…Думаешь ли ты, что без покоя могли бы существовать тождественное, само себе равное и находящееся в одном и том же отношении?
…Философу, который все это очень высоко ценит, как кажется, необходимо вследствие этого не соглашаться с признающими одну или много идей, будто все пребывает в покое, и совершенно не слушать тех, кто, напротив, приписывает бытию всяческое движение, но надо, подражая мечте детей, чтобы все неподвижное двигалось, признать бытие и все и движущимся и покоящимся. [Т. 2. Софист. 249 а – d. С. 317–318]
Ну, хорошо. Не считаешь ли ты движение и покой полностью противоположными друг другу?
…И несомненно, ты полагаешь, что оба они и каждое из них в отдельности одинаково существуют?
…Не думаешь ли ты, что оба и каждое из них движутся, раз ты признаешь, что они существуют?
>Теэтет.
Никоим образом.
>Чужеземец.
Значит, говоря, что оба они существуют, ты этим обозначаешь, что они пребывают в покое?
…Допуская в душе рядом с теми двумя нечто третье, а именно бытие, которым как бы охватываются и движение и покой, не считаешь ли ты, окидывая одним взглядом их приобщение к бытию, что оба они существуют?
>Теэтет.
Кажется, мы действительно предугадываем что-то третье, а именно бытие, раз мы утверждаем, что движение и покой существуют.
>Чужеземец.
Таким образом, не движение и покой, вместе взятые, составляют бытие, но оно есть нечто отличное от них.
…Следовательно, бытие по своей природе и не стоит и не движется.
…Ведь если что-либо не движется, как может оно не пребывать в покое? И напротив, как может не двигаться то, что вовсе не находится в покое? Бытие же у нас теперь оказалось вне того и другого. Разве это возможно? [Т. 2. Софист. 250 а – е. С. 319 – 320]
Так как и бытие и небытие одинаково связаны с нашим недоумением, то можно теперь надеяться, что насколько одно из двух окажется более или менее ясным, и другое явится в том же виде.

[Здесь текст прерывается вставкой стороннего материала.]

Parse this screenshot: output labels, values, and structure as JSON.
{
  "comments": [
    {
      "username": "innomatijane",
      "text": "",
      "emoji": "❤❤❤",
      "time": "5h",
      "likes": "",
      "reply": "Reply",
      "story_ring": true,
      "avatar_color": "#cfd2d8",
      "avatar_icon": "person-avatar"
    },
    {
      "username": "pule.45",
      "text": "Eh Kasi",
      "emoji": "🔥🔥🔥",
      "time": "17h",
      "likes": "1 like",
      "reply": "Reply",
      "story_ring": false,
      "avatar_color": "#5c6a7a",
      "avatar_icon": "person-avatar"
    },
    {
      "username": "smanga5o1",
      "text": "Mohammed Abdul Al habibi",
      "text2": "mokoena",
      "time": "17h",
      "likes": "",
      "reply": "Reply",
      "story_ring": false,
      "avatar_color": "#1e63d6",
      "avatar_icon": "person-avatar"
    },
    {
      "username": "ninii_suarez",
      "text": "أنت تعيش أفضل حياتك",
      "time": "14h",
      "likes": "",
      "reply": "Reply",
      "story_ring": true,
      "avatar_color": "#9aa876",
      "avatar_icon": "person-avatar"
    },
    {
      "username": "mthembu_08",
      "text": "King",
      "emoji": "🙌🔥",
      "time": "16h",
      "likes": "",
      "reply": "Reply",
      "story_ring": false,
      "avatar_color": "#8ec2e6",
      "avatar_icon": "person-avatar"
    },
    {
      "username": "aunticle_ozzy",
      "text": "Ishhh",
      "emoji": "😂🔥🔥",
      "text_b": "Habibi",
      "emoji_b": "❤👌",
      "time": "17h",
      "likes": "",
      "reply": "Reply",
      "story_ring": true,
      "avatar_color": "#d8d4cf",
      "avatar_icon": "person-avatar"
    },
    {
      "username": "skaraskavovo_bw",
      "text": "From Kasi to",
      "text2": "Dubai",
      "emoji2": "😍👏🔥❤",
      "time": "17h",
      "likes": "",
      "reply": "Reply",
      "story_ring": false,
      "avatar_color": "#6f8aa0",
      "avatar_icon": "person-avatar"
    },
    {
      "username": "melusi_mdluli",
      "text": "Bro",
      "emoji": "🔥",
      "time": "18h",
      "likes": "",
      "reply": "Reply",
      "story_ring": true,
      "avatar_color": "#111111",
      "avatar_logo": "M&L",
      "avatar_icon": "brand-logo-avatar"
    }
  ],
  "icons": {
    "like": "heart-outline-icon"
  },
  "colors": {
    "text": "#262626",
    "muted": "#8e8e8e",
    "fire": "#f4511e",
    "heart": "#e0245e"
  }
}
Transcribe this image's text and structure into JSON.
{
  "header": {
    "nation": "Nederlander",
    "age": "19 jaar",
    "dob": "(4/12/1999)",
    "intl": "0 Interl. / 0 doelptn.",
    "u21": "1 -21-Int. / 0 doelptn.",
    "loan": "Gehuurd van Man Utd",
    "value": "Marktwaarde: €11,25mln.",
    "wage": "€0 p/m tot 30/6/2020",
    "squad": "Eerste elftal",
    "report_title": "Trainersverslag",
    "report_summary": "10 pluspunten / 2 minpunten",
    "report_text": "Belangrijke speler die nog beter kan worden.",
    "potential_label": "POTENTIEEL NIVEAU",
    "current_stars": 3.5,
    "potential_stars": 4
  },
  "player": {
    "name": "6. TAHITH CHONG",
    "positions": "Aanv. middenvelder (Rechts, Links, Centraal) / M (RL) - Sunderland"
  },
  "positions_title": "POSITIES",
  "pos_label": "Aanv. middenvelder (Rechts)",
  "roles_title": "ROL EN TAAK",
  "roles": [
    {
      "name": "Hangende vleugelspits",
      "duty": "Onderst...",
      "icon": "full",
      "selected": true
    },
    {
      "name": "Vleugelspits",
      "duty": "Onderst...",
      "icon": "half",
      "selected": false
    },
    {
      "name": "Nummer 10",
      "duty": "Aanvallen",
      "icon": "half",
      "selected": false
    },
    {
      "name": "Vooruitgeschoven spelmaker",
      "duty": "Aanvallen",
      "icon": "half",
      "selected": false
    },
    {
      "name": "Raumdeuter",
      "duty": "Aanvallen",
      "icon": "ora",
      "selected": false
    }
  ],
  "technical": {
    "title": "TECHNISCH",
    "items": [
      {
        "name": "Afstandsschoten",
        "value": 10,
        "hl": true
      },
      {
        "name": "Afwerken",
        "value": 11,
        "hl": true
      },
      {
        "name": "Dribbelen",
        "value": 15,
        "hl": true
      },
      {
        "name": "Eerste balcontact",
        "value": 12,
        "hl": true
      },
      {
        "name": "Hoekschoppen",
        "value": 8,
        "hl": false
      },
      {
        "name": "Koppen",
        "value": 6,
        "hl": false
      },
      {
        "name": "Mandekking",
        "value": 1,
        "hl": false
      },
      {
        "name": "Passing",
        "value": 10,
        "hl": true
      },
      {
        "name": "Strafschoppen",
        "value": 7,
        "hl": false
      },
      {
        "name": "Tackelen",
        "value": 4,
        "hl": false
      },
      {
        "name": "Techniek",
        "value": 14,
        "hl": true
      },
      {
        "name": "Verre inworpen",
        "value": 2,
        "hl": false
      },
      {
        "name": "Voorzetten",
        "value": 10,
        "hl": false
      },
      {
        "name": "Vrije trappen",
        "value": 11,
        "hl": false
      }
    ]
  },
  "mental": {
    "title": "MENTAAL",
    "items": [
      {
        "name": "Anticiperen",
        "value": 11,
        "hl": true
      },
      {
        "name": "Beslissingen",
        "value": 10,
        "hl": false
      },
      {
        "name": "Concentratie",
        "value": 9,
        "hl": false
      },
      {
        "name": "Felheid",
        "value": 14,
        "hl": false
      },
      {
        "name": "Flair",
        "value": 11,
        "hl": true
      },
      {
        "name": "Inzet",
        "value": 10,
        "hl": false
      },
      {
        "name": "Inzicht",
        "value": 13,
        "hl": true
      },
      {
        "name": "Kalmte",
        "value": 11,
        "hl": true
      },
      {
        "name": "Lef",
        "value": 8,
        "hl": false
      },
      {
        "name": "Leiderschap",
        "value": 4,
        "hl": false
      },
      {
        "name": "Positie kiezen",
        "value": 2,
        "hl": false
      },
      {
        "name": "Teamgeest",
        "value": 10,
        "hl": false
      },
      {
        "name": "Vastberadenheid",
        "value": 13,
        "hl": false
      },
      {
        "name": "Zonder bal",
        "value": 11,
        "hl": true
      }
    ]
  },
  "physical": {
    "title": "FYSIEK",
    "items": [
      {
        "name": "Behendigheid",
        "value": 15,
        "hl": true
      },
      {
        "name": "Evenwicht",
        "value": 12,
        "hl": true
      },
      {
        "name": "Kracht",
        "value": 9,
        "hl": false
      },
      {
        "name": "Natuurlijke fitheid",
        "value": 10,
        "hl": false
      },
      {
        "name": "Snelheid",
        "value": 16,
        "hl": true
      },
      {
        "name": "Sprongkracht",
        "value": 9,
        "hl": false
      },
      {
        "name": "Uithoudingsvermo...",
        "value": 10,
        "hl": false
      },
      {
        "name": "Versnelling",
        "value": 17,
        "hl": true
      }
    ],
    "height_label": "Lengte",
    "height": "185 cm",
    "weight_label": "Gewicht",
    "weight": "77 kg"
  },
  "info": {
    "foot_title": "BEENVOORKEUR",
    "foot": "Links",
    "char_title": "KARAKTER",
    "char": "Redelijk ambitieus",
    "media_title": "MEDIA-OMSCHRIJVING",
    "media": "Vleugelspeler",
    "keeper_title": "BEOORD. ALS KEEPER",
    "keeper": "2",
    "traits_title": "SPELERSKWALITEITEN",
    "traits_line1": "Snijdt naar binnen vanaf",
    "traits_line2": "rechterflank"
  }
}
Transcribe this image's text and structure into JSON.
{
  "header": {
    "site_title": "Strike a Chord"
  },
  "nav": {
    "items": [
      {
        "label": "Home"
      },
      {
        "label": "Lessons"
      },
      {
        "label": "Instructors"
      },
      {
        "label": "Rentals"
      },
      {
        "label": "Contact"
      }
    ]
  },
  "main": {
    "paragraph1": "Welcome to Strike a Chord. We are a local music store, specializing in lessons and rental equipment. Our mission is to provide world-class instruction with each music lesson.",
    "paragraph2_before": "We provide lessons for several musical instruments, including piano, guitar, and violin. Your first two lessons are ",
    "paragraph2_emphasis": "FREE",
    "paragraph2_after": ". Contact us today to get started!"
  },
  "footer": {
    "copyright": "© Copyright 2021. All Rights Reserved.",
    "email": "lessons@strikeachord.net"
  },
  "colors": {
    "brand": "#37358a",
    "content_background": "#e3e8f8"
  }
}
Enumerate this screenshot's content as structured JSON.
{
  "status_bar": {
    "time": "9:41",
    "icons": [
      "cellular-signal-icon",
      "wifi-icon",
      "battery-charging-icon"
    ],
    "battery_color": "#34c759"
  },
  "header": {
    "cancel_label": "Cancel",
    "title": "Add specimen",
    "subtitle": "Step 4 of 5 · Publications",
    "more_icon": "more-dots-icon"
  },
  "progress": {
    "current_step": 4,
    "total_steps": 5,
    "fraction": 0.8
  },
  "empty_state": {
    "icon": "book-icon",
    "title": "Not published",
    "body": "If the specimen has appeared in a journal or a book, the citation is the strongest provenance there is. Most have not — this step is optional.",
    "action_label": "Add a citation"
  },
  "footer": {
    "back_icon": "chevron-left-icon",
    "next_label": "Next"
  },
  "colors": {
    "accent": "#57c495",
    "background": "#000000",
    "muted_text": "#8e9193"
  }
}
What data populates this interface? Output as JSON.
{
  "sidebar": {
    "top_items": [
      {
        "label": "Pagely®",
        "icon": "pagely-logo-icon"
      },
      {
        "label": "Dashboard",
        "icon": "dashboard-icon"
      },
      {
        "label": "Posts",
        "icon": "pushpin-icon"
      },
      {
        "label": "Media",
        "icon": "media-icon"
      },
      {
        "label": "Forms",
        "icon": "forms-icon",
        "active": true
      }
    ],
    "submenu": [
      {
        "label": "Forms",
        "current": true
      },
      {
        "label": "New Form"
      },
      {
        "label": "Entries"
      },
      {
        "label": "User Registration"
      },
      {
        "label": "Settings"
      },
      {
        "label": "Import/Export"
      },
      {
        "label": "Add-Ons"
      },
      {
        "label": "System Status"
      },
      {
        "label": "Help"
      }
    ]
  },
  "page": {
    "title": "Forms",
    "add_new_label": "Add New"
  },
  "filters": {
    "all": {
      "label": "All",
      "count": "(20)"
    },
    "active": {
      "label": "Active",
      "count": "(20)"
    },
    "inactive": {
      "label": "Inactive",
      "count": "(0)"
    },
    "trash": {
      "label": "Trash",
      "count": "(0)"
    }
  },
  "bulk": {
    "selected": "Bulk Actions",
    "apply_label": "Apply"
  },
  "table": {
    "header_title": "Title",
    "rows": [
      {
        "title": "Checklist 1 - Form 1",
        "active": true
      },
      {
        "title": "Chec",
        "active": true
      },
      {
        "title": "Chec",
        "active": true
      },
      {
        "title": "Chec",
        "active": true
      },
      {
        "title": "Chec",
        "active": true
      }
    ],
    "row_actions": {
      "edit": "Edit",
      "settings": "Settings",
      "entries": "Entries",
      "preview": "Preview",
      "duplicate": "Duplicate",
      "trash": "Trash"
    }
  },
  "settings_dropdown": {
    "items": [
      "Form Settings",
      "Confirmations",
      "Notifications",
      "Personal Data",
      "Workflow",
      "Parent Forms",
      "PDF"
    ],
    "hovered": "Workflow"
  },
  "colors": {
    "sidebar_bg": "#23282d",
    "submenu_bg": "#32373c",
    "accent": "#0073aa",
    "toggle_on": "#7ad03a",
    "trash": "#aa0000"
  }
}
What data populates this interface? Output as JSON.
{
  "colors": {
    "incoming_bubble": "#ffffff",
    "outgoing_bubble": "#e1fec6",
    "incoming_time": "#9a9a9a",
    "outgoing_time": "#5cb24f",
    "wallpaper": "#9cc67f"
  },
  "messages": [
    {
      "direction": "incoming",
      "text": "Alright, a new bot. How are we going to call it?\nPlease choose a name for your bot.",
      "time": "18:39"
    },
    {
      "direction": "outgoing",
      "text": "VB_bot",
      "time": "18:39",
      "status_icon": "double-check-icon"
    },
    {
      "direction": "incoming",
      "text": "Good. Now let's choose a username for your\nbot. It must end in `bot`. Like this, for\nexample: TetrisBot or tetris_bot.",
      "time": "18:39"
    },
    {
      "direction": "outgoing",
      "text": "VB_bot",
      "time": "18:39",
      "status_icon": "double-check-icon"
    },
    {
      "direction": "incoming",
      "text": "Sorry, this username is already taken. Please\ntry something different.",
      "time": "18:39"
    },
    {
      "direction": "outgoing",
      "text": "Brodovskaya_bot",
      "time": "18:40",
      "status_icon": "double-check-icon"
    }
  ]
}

И если мы не в силах познать ни одного из них в отдельности, то будем по крайней мере самым надлежащим образом – насколько это возможно – продолжать наше исследование об обоих вместе.
…Давай объясним, каким образом мы всякий раз называем одно и то же многими именами?
..Говоря об одном человеке, мы относим к нему много различных наименований, приписывая ему и цвет, и очертания, и величину, и пороки, и добродетели, и всем этим, а также тысячью других вещей говорим, что он не только человек, но также и добрый и так далее, до бесконечности; таким же образом мы поступаем и с остальными вещами: полагая каждую из них единой, мы в то же время считаем ее множественной и называем многими именами.